A new experimental approach to address whether TLR agonists can stimulate HSPCs in vivo has been recently used. Purified Lin− or LKS+ cells from the BM of B6Ly5.1 mice (CD45.1+) were transplanted

into TLR2−/−, TLR4−/−, or MyD88−/− mice (CD45.2+), which were then injected with pure ligands for TLR2, TLR4, or TLR9 (Pam3CSK4, LPS, and CpG ODN, respectively). Recipient mouse cells Idasanutlin are not capable of recognizing or responding to the injected TLR ligands; therefore, any responses observed in the transplanted cells must be due to direct recognition of the agonists by TLRs expressed by the donor HSPCs. Transplanted HSPCs were detected in the BM and spleen of recipient mice and, in response to TLR ligand injection, these cells differentiated preferentially into macrophages, demonstrating unequivocally that HSPCs can respond directly to TLR agonists in vivo, and that the engagement of these receptors induces macrophage differentiation [21] (Fig. 2). A similar in vivo transplantation approach was used to Bortezomib molecular weight study the effect of C. albicans infection on HSPCs [20]. Transplanted Lin− cells were detected in the spleen and BM of recipient mice,

and they differentiated preferentially to macrophages in response to both live and inactivated yeast. Macrophage generation was dependent on TLR2, but independent of TLR4 (Fig. 2). These results indicate that TLR2-mediated recognition of C. albicans by HSPCs helps to replace and/or to increase cells that constitute the first line of defense against the fungus, and suggest that TLR2-mediated signaling leads to programming of early progenitors to rapidly replenish the innate immune system and generate the mature cells most urgently needed to deal with the pathogen. Direct microbial detection by HSPCs, of course, requires colocalization.
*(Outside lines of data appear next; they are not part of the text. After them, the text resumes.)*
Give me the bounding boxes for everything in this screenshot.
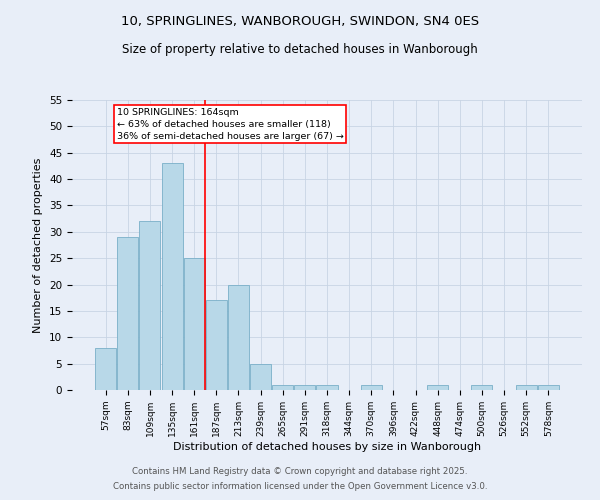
Text: 10 SPRINGLINES: 164sqm
← 63% of detached houses are smaller (118)
36% of semi-de: 10 SPRINGLINES: 164sqm ← 63% of detached… xyxy=(117,108,344,140)
Text: Size of property relative to detached houses in Wanborough: Size of property relative to detached ho… xyxy=(122,42,478,56)
Bar xyxy=(228,284,249,390)
Bar xyxy=(272,384,293,390)
Bar xyxy=(361,384,382,390)
Bar xyxy=(295,384,316,390)
Bar xyxy=(95,348,116,390)
X-axis label: Distribution of detached houses by size in Wanborough: Distribution of detached houses by size … xyxy=(173,442,481,452)
Bar xyxy=(472,384,493,390)
Bar xyxy=(250,364,271,390)
Bar xyxy=(139,222,160,390)
Bar xyxy=(184,258,205,390)
Y-axis label: Number of detached properties: Number of detached properties xyxy=(34,158,43,332)
Bar xyxy=(427,384,448,390)
Text: Contains public sector information licensed under the Open Government Licence v3: Contains public sector information licen… xyxy=(113,482,487,491)
Bar xyxy=(206,300,227,390)
Bar xyxy=(515,384,536,390)
Bar xyxy=(316,384,338,390)
Text: 10, SPRINGLINES, WANBOROUGH, SWINDON, SN4 0ES: 10, SPRINGLINES, WANBOROUGH, SWINDON, SN… xyxy=(121,15,479,28)
Text: Contains HM Land Registry data © Crown copyright and database right 2025.: Contains HM Land Registry data © Crown c… xyxy=(132,467,468,476)
Bar xyxy=(538,384,559,390)
Bar xyxy=(161,164,182,390)
Bar xyxy=(118,237,139,390)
HSPCs can be found

as resident or migratory populations in uninfected and infected tissues [45, 46], where microbes could induce them to differentiate by extramedullary hematopoiesis. PRKD3 HSPCs located in infected tissues are more likely to have an opportunity to directly detect microbial components than the majority of HSPCs, which reside in the BM. However, HSPCs in the heavily vascularized BM may also be exposed to circulating microbial components, or even to intact microbes following BM invasion during systemic infection. We have previously detected fungal cells in the BM of mice with invasive candidiasis, albeit at lower numbers than in peripheral tissues, but theoretically at sufficient levels to induce measurable activation of HSPCs [26, 42]. The concept of microbial components directly stimulating HSPCs to trigger the rapid generation of myeloid cells to boost the immune response against the infection is certainly attractive.